Completion Weaving

Completion weaving is a powerful technique to dramatically speed up GPT-3 api calls. You should use it when you’re generating a lot of text with an unordered list.

GPT-3 performance suffers as you increase response length

For the purposes of this guide our goal is to generate a list of blog post ideas about artificial intelligence. Let’s start with a naive approach.

Naive Code

const axios = require('axios')

const prompt = `A list of 25 blog posts about artificial intelligence:
1) The difference between artificial intelligence and machine learning
2) Neural Networks: A Beginner's Guide
3)`

async function gpt() {
    const data = {
        prompt,
        max_tokens: 300,
        temperature: 0.8,
        n: 1,
        stop: [`4)`]
    };
    const result = await axios({
        method: 'post',
        url: 'https://api.openai.com/v1/engines/ada/completions',
        data,
        headers: {
            Authorization: 'Bearer <your-token>'
        }
    });
    const ideas = parseResults(result.data.choices[0].text);
    console.log(ideas);
};

function parseResults(text) {
    // Split response into each item in the list.
    return text.split('\n')
    // Remove e.g. 4) and 2) before each element in the list.
    .map(l => {
        if (l.indexOf(')') === -1) return l;
        return l.substr(l.indexOf(')') + 1);
    })
    // Remove any whitespace.
    .map(l => l.trim())
    // Remove any empty items.
    .filter(l => l.length > 0)
}

(async() => {
    await gpt()  
  })()

This works, and will pretty reliably give you a new item every time. If you want more results, then you can just change the stop token from 4) to 10).
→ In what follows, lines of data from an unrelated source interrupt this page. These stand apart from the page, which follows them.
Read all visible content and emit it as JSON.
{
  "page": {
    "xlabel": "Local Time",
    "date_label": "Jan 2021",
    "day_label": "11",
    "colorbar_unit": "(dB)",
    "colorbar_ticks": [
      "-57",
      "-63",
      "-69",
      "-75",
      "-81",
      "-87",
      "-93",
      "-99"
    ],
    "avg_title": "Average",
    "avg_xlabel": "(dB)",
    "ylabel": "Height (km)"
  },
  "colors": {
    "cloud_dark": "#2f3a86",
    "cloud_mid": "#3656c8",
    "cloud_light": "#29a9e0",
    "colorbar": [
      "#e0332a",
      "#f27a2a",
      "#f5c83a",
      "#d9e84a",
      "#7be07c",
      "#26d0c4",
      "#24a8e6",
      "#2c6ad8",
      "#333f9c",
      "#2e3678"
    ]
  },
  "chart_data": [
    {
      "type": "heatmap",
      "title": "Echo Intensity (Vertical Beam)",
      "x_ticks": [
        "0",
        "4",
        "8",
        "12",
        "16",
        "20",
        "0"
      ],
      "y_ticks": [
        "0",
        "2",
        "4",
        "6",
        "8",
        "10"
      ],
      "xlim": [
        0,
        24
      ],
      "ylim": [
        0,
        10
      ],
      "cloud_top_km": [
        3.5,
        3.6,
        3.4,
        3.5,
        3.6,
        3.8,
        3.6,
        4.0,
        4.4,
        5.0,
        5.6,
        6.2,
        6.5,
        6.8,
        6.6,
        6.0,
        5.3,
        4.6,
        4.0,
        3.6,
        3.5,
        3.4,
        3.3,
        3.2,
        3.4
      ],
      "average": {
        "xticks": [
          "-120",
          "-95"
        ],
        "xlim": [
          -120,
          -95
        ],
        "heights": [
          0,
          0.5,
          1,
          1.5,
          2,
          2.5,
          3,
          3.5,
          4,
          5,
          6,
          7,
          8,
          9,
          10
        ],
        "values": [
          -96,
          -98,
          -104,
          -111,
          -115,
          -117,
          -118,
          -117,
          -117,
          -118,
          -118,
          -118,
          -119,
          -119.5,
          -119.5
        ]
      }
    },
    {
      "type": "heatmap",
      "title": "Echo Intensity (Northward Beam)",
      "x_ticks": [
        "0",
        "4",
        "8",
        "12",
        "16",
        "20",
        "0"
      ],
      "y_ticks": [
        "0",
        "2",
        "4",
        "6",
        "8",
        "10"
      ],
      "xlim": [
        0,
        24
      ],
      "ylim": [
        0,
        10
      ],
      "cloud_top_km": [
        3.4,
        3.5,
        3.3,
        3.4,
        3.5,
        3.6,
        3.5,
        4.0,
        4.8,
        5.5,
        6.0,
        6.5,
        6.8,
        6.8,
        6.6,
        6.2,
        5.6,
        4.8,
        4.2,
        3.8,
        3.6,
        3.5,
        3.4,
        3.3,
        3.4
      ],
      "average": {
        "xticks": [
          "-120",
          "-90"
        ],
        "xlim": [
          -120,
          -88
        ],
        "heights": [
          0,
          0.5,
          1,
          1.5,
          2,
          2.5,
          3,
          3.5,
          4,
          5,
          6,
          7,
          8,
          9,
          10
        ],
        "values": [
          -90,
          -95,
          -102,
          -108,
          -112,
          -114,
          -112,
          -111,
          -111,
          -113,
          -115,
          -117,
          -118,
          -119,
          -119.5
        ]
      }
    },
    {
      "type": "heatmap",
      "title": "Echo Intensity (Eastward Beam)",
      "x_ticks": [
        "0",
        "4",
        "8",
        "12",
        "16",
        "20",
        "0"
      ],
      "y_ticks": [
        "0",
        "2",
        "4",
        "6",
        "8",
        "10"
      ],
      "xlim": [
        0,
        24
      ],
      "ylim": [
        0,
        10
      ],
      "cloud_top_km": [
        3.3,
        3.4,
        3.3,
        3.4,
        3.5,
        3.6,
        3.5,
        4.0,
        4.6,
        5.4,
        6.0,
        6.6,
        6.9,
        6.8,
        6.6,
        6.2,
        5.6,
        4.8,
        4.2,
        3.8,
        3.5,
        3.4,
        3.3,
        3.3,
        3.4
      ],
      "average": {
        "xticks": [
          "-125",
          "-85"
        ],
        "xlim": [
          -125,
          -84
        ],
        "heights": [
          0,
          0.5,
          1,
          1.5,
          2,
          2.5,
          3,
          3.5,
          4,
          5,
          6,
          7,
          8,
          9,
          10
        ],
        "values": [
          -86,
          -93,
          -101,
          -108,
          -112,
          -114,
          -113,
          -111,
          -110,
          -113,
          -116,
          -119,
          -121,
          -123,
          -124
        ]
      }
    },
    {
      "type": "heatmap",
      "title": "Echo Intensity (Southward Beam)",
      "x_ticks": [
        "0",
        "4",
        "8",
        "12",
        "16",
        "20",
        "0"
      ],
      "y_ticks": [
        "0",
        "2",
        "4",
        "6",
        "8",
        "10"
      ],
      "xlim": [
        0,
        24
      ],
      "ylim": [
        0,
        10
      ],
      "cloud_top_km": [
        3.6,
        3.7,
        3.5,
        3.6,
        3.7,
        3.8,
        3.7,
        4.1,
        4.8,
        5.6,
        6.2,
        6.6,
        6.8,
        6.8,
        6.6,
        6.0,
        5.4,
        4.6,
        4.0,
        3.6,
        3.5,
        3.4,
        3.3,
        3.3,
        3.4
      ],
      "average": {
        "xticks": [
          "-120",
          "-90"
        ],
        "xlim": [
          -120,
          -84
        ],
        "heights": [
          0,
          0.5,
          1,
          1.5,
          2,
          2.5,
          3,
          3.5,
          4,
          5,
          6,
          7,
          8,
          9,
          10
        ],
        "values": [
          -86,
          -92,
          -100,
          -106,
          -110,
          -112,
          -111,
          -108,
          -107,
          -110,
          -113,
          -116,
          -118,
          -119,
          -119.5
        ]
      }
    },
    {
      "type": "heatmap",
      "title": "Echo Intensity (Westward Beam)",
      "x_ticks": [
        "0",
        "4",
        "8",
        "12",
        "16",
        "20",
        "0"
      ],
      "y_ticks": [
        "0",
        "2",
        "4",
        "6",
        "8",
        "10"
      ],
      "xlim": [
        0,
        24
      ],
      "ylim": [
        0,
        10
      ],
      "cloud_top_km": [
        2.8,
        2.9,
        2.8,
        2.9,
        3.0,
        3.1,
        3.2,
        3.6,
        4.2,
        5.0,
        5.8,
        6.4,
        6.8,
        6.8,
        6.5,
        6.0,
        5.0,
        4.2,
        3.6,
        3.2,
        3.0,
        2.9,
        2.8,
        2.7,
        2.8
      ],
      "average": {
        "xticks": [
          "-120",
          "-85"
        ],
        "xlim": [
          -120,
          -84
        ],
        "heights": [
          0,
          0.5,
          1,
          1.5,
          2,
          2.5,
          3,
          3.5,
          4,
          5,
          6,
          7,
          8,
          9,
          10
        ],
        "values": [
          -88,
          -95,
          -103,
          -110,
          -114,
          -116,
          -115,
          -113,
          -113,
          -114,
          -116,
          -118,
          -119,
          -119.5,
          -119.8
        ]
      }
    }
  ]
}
Performance as we increase the number of ideas

But what happens if you do that? I used this exact prompt and increased the number of responses from 1 up to 15 and took the response time of each (averaging over 10 runs) and this is the result:

A graph showing that the increased response length dramatically reduces api call performance

You can see the trend.

A better way

Luckily, there’s a way to dramatically improve the performance. We can use the “n” parameter to request multiple versions of the output. Instead of asking for 15 responses once, we’ll ask for 3 responses with n = 5. That will give us 5 different versions of those 3 responses, so 15 total.

With completion weaving, we’d request 15 new results like this:

Completion Weaving Code

const axios = require('axios')
const _ = require('lodash');
const prompt = `A list of 25 blog posts about artificial intelligence:
1) The difference between artificial intelligence and machine learning
2) Neural Networks: A Beginner's Guide
3)`

async function gpt() {
    const data = {
        prompt,
        max_tokens: 300,
        temperature: 0.8,
        // New
        n: 5,
        stop: [`7)`]
    };
    const result = await axios({
        method: 'post',
        url: 'https://api.openai.com/v1/engines/ada/completions',
        data,
        headers: {
            Authorization: 'Bearer <your-token>'
        }
    });
    // New
    const variations = result.data.choices
        .map(c => c.text)
        .map(c => parseResults(c));
    const ideas = _.flatten(variations);
    console.log(ideas);
};

function parseResults(text) {
    return text.split('\n')
    .map(l => {
        if (l.indexOf(')') === -1) return l;
        return l.substr(l.indexOf(')') + 1);
    })
    .map(l => l.trim())
    .filter(l => l.length > 0)
}

(async() => {
    await gpt()  
  })()

Much faster

And how does the performance compare?

Completion weaving performance

So we can get 15 responses just as fast as 3 (and 2x as fast as 15).

Conclusion

I hope you found this overview of Completion Weaving helpful. It’s a useful technique that I’m using myself.